Largely because it is misunderstood and poorly explained, people may still well remain opposed to the mandate. However, a referendum on Obamacare will not just be a referendum on the individual mandate. It will be one on whether health reform has improved the lives of millions of Americans. The question will not be whether they want the individual mandate. It will be whether they want to keep the protections of the ACA: ensuring insurance companies cannot drop you when you get sick, that they cannot reject you because you are sick, that they must allow parents to keep their young adult children on their plans.

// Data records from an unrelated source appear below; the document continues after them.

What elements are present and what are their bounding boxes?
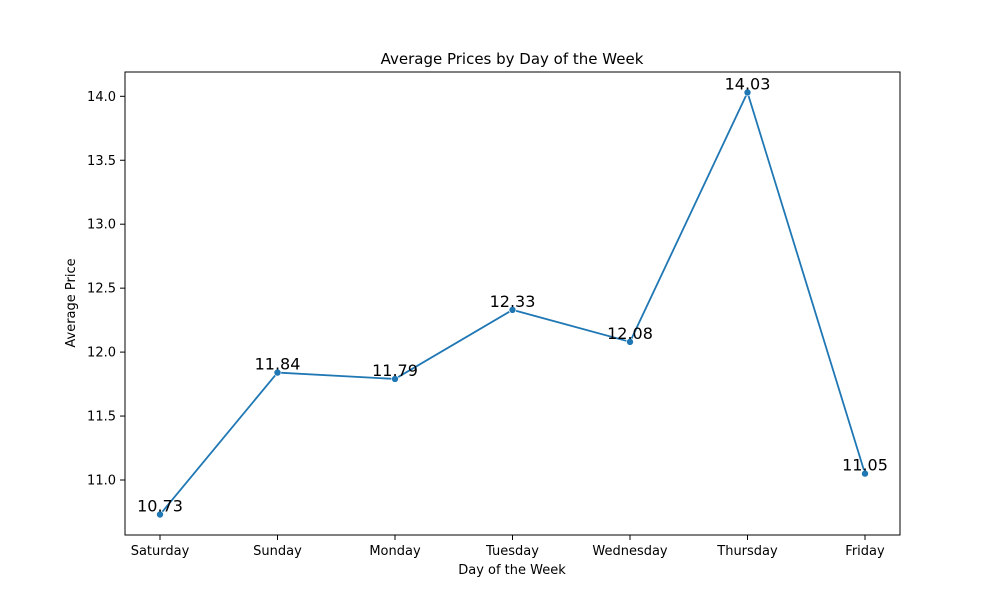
y-tick-label: 13.5: [87, 154, 116, 169]
data-labels: 10.73 11.84 11.79 12.33 12.08 14.03 11.05: [137, 74, 888, 515]
y-axis-ticks: 11.0 11.5 12.0 12.5 13.0 13.5 14.0: [87, 90, 125, 489]
data-label: 12.33: [490, 292, 536, 311]
x-tick-label: Wednesday: [592, 544, 668, 559]
data-point: [156, 510, 164, 519]
data-label: 14.03: [725, 74, 771, 93]
data-label: 12.08: [607, 324, 653, 343]
y-tick-label: 12.0: [87, 346, 116, 361]
y-tick-label: 12.5: [87, 282, 116, 297]
data-point: [273, 368, 282, 377]
x-tick-label: Sunday: [253, 544, 302, 559]
x-tick-label: Monday: [369, 544, 421, 559]
plot-area: [124, 71, 901, 536]
x-tick-label: Tuesday: [485, 544, 539, 559]
data-label: 11.05: [842, 456, 888, 475]
y-tick-label: 11.5: [87, 410, 116, 425]
data-point: [391, 375, 399, 383]
x-tick-label: Thursday: [716, 544, 778, 559]
data-label: 10.73: [137, 497, 183, 516]
data-point: [626, 338, 634, 346]
x-axis-ticks: Saturday Sunday Monday Tuesday Wednesday Thur…: [131, 535, 885, 559]
chart-title: Average Prices by Day of the Week: [381, 50, 644, 68]
data-point: [861, 469, 869, 478]
y-tick-label: 14.0: [87, 90, 116, 105]
x-tick-label: Friday: [845, 544, 885, 559]
data-label: 11.79: [372, 361, 418, 380]
x-axis-label: Day of the Week: [458, 563, 566, 578]
data-point: [508, 306, 517, 314]
y-tick-label: 11.0: [87, 474, 116, 489]
x-tick-label: Saturday: [131, 544, 190, 559]
data-label: 11.84: [255, 355, 301, 374]
series-points: [156, 88, 869, 519]
y-axis-label: Average Price: [64, 258, 79, 347]
y-tick-label: 13.0: [87, 218, 116, 233]
data-point: [743, 88, 752, 97]
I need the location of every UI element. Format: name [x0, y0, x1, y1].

The question will be whether the word-of-mouth stories millions of newly insured - both through Medicaid and private plans in the exchanges - and millions more who are finally able to use their plans, will overwhelm the media narrative of the individual mandate in the vacuum. The question will be whether those fighting to protect their real benefits will overwhelm those fighting to deny those benefits. I have no doubt that it will. While he is at it, Gov. Dean should probably also disabuse himself of the notion that Republicans would suddenly leave the ACA alone if it didn't have the individual mandate in it. Health reform will not turn on the political point-scoring of pundits but on the real differences it makes in millions of lives.

I have said it before and I will say it again: the path to Democratic victory in 2014 will not lie in running away from Obamacare but in wearing it as a badge of honor.

As for Howard Dean, in whom I have been thoroughly disappointed, I will just say this, as someone who was royally screwed by a destructive media meme (as they played the "Dean scream" out of context over and over), he should know better than to become part of another one.